Milosevic took over as president of the Serbian republic in 1989, quickly revoking Kosovo's autonomous status and ratcheting up the Serbs' jingoistic spirit as Yugoslavia broke apart in 1991.
As president of Serbia and later head of the rump Yugoslav republic that joined it with Montenegro, Milosevic was a cunning leader who used the state media to the hilt to inflame Serb passions and stifle dissent.
He ruled with an iron fist, aided by his wife Mira, his childhood sweetheart whose intellect and fierce drive earned her the sobriquet "Lady Macbeth of the Balkans".
But after the wars in Croatia and Bosnia, the ethnic cleansing campaign in Kosovo and the 11 weeks of NATO airstrikes it prompted were the last straw for a beleaguered Yugoslav people.
Increasingly targeted by demonstrations and strikes, Milosevic ran for a new term as Yugoslav president but the machinery no longer worked for him. He conceded defeat to Vojislav Kostunica and resigned on October 7, 2000.

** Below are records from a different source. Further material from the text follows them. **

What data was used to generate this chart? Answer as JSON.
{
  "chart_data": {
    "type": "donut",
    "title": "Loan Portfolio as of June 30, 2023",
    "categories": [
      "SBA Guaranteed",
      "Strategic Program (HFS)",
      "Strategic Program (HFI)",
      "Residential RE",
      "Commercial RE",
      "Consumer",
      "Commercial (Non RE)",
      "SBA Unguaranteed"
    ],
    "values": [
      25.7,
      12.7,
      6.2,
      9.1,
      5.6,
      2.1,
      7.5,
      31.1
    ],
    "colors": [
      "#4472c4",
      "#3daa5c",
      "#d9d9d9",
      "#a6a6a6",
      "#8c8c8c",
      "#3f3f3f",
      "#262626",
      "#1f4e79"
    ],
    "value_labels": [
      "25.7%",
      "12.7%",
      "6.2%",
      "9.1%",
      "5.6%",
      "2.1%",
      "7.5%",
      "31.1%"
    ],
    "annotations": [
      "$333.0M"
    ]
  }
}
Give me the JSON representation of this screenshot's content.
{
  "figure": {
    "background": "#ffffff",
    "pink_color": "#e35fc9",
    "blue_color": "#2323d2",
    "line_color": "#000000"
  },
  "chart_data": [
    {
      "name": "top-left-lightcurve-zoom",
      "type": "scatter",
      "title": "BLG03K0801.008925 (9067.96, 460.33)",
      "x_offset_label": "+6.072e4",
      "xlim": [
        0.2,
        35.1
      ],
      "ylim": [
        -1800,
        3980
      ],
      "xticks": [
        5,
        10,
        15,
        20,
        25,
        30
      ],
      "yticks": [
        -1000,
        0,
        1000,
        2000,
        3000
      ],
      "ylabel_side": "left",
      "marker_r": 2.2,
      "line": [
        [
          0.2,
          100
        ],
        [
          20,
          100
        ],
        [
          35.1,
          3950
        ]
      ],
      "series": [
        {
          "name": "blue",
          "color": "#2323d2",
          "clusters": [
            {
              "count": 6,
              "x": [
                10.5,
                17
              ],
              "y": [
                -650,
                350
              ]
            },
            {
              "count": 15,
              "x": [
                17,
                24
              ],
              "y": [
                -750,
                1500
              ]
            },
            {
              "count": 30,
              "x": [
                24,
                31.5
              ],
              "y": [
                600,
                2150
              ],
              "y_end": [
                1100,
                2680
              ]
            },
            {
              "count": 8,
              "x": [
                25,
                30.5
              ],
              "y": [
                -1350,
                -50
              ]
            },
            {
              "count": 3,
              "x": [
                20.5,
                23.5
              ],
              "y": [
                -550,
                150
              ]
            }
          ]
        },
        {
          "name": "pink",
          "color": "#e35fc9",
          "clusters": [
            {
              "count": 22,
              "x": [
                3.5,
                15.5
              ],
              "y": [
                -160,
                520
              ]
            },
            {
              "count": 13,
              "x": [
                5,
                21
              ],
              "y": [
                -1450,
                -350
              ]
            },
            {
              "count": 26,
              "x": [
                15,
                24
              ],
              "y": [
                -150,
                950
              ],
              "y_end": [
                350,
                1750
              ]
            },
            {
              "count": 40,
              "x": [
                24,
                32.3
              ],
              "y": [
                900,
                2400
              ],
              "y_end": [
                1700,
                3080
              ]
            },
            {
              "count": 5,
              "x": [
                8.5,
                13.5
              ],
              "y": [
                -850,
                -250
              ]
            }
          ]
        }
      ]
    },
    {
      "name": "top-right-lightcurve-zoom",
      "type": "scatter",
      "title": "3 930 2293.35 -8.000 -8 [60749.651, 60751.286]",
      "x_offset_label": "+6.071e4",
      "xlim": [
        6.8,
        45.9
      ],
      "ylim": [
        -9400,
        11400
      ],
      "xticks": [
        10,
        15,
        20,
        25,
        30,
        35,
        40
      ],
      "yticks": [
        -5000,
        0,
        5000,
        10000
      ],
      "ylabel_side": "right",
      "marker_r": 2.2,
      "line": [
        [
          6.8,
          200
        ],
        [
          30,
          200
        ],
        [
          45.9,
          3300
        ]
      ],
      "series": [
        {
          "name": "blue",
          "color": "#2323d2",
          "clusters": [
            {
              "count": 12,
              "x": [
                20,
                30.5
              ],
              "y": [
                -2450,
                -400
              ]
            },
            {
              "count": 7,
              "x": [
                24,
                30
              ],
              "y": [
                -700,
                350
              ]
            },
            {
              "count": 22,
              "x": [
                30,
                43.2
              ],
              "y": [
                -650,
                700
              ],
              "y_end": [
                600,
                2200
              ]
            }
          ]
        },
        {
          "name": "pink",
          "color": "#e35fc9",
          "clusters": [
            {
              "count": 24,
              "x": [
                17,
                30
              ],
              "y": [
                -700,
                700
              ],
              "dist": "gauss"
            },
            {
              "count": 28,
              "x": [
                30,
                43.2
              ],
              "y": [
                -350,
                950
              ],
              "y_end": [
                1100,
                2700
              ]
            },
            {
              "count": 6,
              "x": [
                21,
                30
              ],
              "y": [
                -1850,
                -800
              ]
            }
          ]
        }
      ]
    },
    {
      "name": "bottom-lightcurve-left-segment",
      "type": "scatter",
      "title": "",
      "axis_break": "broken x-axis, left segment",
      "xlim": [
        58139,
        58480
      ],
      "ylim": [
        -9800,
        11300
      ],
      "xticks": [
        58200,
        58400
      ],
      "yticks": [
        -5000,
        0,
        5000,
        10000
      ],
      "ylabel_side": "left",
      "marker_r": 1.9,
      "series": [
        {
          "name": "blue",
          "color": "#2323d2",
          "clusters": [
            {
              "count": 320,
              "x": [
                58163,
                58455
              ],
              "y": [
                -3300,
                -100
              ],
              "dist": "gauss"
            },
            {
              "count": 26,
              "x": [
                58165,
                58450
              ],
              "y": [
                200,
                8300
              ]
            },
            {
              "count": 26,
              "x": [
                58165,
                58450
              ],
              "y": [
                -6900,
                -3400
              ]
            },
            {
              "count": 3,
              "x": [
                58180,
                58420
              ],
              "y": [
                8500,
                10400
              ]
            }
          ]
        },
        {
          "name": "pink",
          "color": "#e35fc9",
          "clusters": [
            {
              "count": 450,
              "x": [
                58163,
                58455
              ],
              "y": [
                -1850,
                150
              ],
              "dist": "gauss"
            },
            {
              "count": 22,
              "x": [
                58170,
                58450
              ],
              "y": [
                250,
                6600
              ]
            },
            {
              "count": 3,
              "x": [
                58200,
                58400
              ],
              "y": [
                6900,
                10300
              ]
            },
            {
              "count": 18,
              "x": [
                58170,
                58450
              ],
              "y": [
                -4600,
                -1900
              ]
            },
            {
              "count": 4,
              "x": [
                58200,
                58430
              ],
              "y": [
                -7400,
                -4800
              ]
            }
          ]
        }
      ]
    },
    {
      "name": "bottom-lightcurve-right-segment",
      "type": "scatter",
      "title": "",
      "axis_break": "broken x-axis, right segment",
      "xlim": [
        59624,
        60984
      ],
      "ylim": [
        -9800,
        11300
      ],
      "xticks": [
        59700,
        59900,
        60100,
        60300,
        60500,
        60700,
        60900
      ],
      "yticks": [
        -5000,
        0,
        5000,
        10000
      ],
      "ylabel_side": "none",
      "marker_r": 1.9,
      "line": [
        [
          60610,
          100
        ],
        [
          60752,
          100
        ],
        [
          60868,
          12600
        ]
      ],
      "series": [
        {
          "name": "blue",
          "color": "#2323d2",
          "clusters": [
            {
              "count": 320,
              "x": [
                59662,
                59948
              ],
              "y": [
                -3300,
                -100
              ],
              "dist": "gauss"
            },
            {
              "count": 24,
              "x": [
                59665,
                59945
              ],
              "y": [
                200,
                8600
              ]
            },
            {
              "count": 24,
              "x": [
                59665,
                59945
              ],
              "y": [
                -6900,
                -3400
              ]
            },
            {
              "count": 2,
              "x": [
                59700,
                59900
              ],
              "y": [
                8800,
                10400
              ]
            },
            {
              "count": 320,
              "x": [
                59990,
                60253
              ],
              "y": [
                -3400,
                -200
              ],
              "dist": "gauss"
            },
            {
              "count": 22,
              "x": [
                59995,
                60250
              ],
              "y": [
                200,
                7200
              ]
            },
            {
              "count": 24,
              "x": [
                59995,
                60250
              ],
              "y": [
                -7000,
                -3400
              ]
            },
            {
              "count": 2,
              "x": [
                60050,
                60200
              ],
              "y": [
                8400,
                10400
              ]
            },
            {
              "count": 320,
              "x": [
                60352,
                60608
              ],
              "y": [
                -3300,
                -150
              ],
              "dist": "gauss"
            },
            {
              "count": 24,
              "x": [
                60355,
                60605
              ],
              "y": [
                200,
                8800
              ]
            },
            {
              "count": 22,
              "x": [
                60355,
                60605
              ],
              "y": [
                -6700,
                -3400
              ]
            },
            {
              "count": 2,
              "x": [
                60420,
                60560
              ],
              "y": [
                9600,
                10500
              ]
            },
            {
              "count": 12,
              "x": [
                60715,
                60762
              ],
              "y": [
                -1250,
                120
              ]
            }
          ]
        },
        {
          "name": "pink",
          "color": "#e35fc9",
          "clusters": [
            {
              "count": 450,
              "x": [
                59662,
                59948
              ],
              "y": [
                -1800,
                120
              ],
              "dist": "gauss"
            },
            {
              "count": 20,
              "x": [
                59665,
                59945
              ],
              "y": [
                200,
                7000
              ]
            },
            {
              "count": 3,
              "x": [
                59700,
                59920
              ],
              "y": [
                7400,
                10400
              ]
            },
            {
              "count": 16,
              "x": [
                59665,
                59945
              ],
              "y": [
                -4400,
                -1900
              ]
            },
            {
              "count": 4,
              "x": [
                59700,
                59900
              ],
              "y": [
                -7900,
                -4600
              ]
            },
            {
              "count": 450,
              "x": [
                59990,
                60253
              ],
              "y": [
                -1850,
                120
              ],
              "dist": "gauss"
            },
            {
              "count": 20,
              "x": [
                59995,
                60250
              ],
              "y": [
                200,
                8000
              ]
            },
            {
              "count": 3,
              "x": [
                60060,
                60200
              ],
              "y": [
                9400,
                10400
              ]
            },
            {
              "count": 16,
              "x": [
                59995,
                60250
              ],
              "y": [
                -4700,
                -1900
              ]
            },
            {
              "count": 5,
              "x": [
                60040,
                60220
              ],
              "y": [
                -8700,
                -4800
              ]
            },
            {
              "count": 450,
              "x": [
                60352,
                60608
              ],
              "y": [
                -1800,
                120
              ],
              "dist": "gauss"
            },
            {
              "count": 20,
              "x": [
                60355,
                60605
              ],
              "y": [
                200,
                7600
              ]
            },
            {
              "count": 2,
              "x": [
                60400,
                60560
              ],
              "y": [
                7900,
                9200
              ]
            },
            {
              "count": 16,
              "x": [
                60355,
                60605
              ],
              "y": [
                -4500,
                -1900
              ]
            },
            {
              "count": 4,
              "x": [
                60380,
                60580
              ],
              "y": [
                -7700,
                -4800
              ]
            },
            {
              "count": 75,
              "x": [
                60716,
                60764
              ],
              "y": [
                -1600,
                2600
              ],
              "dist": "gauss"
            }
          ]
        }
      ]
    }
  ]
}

Six months later he was arrested at his home in Belgrade on suspicion of abuse of power and misappropriation of state funds, surrendering only after holding a gun to his head and threatening to kill himself.
His transfer to the United Nations war crimes court in The Hague on June 28, 2001 -- ironically a major day in the Serb calendar as the anniversary of their defeat by the Turks in 1389 -- hardly produced a ripple in Belgrade.
His trial, which began on February 12, 2002, was frequently interrupted because of illness sparked by high blood pressure and heart problems.
It was due to resume on March 14 after a two-week break, caused this time by problems in scheduling witnesses.
Insisting on defending himself, Milosevic concentrated almost totally on events in Kosovo, hardly going into the charges related to the war in Croatia and the genocide charges against him over the war in Bosnia.
According to the last calculations, done on February 15, Milosevic had already used up 85.11 percent of the 360 hours allotted to him for his defence, meaning he only had about a dozen court days left to complete his defence case.
A radio report said last week said he would be bringing out a book next month based on his opening statement at his trial and entitled "The Defence Speaks-for History and the Future".